The purpose of this research was to develop a new type of recombinant adenovirus vaccine against foot-and-mouth disease (FMD) virus and confirm whether both 2A and 3C proteases can fully process FMDV P1 polyprotein into VP1 protein. We constructed and characterized recombinant adenoviruses, designated as rAd-P1, rAd-P1-2A, rAd-L-P1, rAd-L-2A, and rAd-3C. The construct was further confirmed by the enzyme digestion, polymerase chain reaction (PCR) testing, sequencing, and transfection. The infective replication-defective adenovirus rAd-3C was used to co-infect Vero cells with rAd-P1, rAd-P1-2A, rAd-L-P1, and rAd-L-2A, respectively; the supernatant of cracked cells was then collected to immunize mice. Notably, the supernatant of the Vero cells co-infected with rAd-L-2A/rAd-3C or rAd-P1-2A/rAd-3C was shown to induce specific humoral and cellular immune responses in the study animals.

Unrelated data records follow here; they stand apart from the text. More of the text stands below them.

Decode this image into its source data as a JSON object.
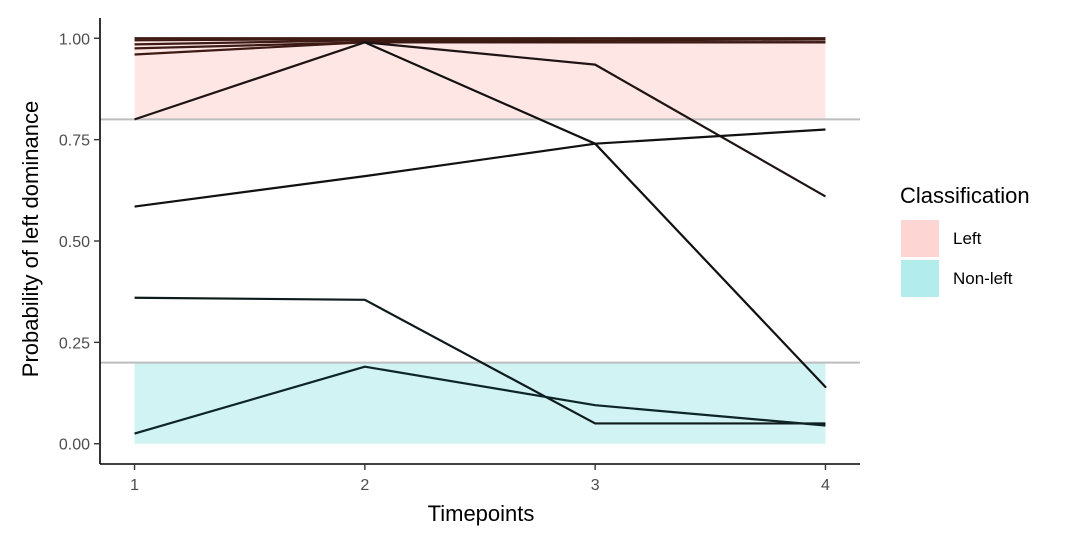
{
  "chart_data": {
    "type": "line",
    "xlabel": "Timepoints",
    "ylabel": "Probability of left dominance",
    "x": [
      1,
      2,
      3,
      4
    ],
    "xlim": [
      0.85,
      4.15
    ],
    "ylim": [
      -0.05,
      1.05
    ],
    "xticks": [
      "1",
      "2",
      "3",
      "4"
    ],
    "yticks": [
      "0.00",
      "0.25",
      "0.50",
      "0.75",
      "1.00"
    ],
    "grid": false,
    "bands": [
      {
        "label": "Left",
        "from": 0.8,
        "to": 1.0,
        "color": "#F8766D"
      },
      {
        "label": "Non-left",
        "from": 0.0,
        "to": 0.2,
        "color": "#00BFC4"
      }
    ],
    "thresholds": [
      0.2,
      0.8
    ],
    "threshold_color": "#bdbdbd",
    "legend": {
      "title": "Classification",
      "placement": "right",
      "items": [
        {
          "label": "Left",
          "color": "#F8766D"
        },
        {
          "label": "Non-left",
          "color": "#00BFC4"
        }
      ]
    },
    "series": [
      {
        "values": [
          1.0,
          1.0,
          1.0,
          1.0
        ],
        "color": "#3d1a14"
      },
      {
        "values": [
          0.995,
          0.998,
          0.995,
          0.997
        ],
        "color": "#3d1a14"
      },
      {
        "values": [
          0.985,
          0.995,
          0.99,
          0.99
        ],
        "color": "#3d1a14"
      },
      {
        "values": [
          0.975,
          0.99,
          0.99,
          0.99
        ],
        "color": "#3d1a14"
      },
      {
        "values": [
          0.96,
          0.99,
          0.99,
          0.99
        ],
        "color": "#3d1a14"
      },
      {
        "values": [
          0.8,
          0.99,
          0.935,
          0.61
        ],
        "color": "#1f1414"
      },
      {
        "values": [
          0.585,
          0.66,
          0.74,
          0.775
        ],
        "color": "#111111"
      },
      {
        "values": [
          0.36,
          0.355,
          0.05,
          0.05
        ],
        "color": "#0e1a1c"
      },
      {
        "values": [
          0.025,
          0.19,
          0.095,
          0.045
        ],
        "color": "#0e2426"
      }
    ],
    "extra_segments": [
      {
        "from": [
          2,
          0.99
        ],
        "to": [
          3,
          0.74
        ],
        "color": "#111111"
      },
      {
        "from": [
          3,
          0.74
        ],
        "to": [
          4,
          0.14
        ],
        "color": "#111111"
      }
    ]
  }
}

Most importantly, we confirmed that 3C protease successfully processed P1 polyprotein into VP1 protein without L protein only under the precondition of 2A protease; however, P1-2A and L-2A polyprotein were not fully processed. Our study highlighted that P1 polyprotein cannot be fully processed into structural protein VP1 only under the condition of 2A and 3C proteases. The results also suggest that the recombinant adenovirus may be an attractive candidate as a vaccine for preventing the disease associated with FMD virus infection.